Faithful or effective?

As a Christian, I believe that God has a concern for what is happening in our world. I do not think that God sits idly by watching the world’s event unfold, but has/is/will be active in history. A common theological term that is once again growing in popularity is the notion of God’s “kingdom.” Howard Snyder defines kingdom simply as “the reign of God” and the goal for Christians is to grasp “how God’s saving work in the world may be understood and experienced.” Recently, I have been considering how I perceive God’s reign in our world. Is it represented by the church? Does humanity in general represent aspects of God’s kingdom? Perhaps political structures or even specific societies represent the reign of God? And what is the Christian responsibility in participating in God’s reign? What I do know, however, is that our finite understanding of what (if anything at all for some???) God is doing in the world is a difficult concept to comprehend.

In my wondering about this topic I have come across a concept that has been especially helpful to me.
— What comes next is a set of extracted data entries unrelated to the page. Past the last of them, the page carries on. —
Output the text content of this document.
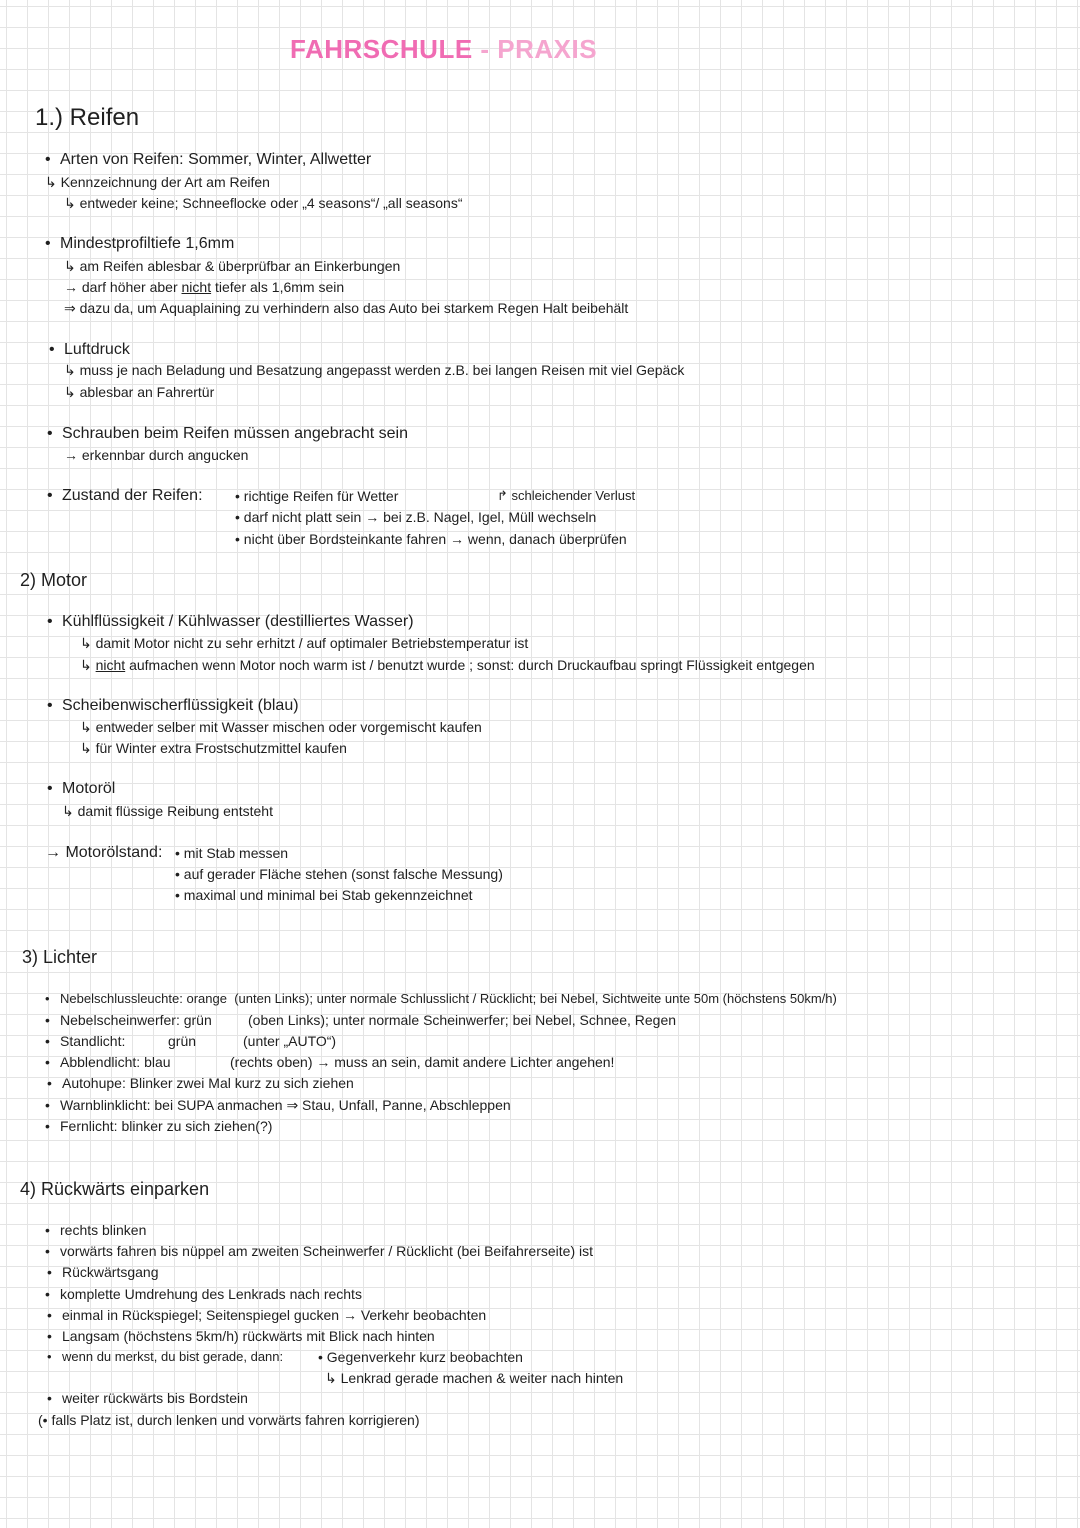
FAHRSCHULE - PRAXIS
1.) Reifen
• Arten von Reifen: Sommer, Winter, Allwetter
↳ Kennzeichnung der Art am Reifen
↳ entweder keine; Schneeflocke oder „4 seasons“/ „all seasons“
• Mindestprofiltiefe 1,6mm
↳ am Reifen ablesbar & überprüfbar an Einkerbungen
→ darf höher aber nicht tiefer als 1,6mm sein
⇒ dazu da, um Aquaplaining zu verhindern also das Auto bei starkem Regen Halt beibehält
• Luftdruck
↳ muss je nach Beladung und Besatzung angepasst werden z.B. bei langen Reisen mit viel Gepäck
↳ ablesbar an Fahrertür
• Schrauben beim Reifen müssen angebracht sein
→ erkennbar durch angucken
• Zustand der Reifen:	• richtige Reifen für Wetter	↱ schleichender Verlust
• darf nicht platt sein → bei z.B. Nagel, Igel, Müll wechseln
• nicht über Bordsteinkante fahren → wenn, danach überprüfen
2) Motor
• Kühlflüssigkeit / Kühlwasser (destilliertes Wasser)
↳ damit Motor nicht zu sehr erhitzt / auf optimaler Betriebstemperatur ist
↳ nicht aufmachen wenn Motor noch warm ist / benutzt wurde ; sonst: durch Druckaufbau springt Flüssigkeit entgegen
• Scheibenwischerflüssigkeit (blau)
↳ entweder selber mit Wasser mischen oder vorgemischt kaufen
↳ für Winter extra Frostschutzmittel kaufen
• Motoröl
↳ damit flüssige Reibung entsteht
→ Motorölstand:	• mit Stab messen
• auf gerader Fläche stehen (sonst falsche Messung)
• maximal und minimal bei Stab gekennzeichnet
3) Lichter
• Nebelschlussleuchte: orange (unten Links); unter normale Schlusslicht / Rücklicht; bei Nebel, Sichtweite unte 50m (höchstens 50km/h)
• Nebelscheinwerfer: grün	(oben Links); unter normale Scheinwerfer; bei Nebel, Schnee, Regen
• Standlicht:	grün	(unter „AUTO“)
• Abblendlicht: blau	(rechts oben) → muss an sein, damit andere Lichter angehen!
• Autohupe: Blinker zwei Mal kurz zu sich ziehen
• Warnblinklicht: bei SUPA anmachen ⇒ Stau, Unfall, Panne, Abschleppen
• Fernlicht: blinker zu sich ziehen(?)
4) Rückwärts einparken
• rechts blinken
• vorwärts fahren bis nüppel am zweiten Scheinwerfer / Rücklicht (bei Beifahrerseite) ist
• Rückwärtsgang
• komplette Umdrehung des Lenkrads nach rechts
• einmal in Rückspiegel; Seitenspiegel gucken → Verkehr beobachten
• Langsam (höchstens 5km/h) rückwärts mit Blick nach hinten
• wenn du merkst, du bist gerade, dann:	• Gegenverkehr kurz beobachten
↳ Lenkrad gerade machen & weiter nach hinten
• weiter rückwärts bis Bordstein
(• falls Platz ist, durch lenken und vorwärts fahren korrigieren)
I have called it the “faithfulness principle.” When considering how we comprehend God’s reign in the world, the key is not to conceive of a detailed approach to exactly how, where, what, (etc…) the kingdom of God can be understood in the grand scheme of history and the world, but to be faithful in what we know God is doing. Faithfulness, not effectiveness, then becomes our measuring stick to participating in God’s kingdom. After all, it is God’s kingdom, not ours (Hence, “your kingdom come, your will be done”). This is especially refreshing in our present age where effectiveness in all areas of society, particularly the church often trumps faithfulness. The result is church practices and individual Christian expressions that simply emulate the surrounding culture. Many confuse effectiveness, church attendance perhaps, with faithfulness.

I am encouraged by this approach to understanding God’s reign in the world because while it ups the ante in terms of calling for truly faithful disciples, it also places the authority of the kingdom and the church back into proper hands; namely, God’s.

The implications for this type of church are hard to determine. The reality is that churches that place faithfulness before effectiveness may in fact decrease in size. What does this say about our contemporary concern for numbers and church growth? It may also mean that certain issues in society may lead to persecution of the church and limited freedoms that we have once taken for granted. It’s hard to know… But what I do know is that God is at work in our world and the fundamental Christian responsibility is faithfulness, even at the expense of what some consider effectiveness.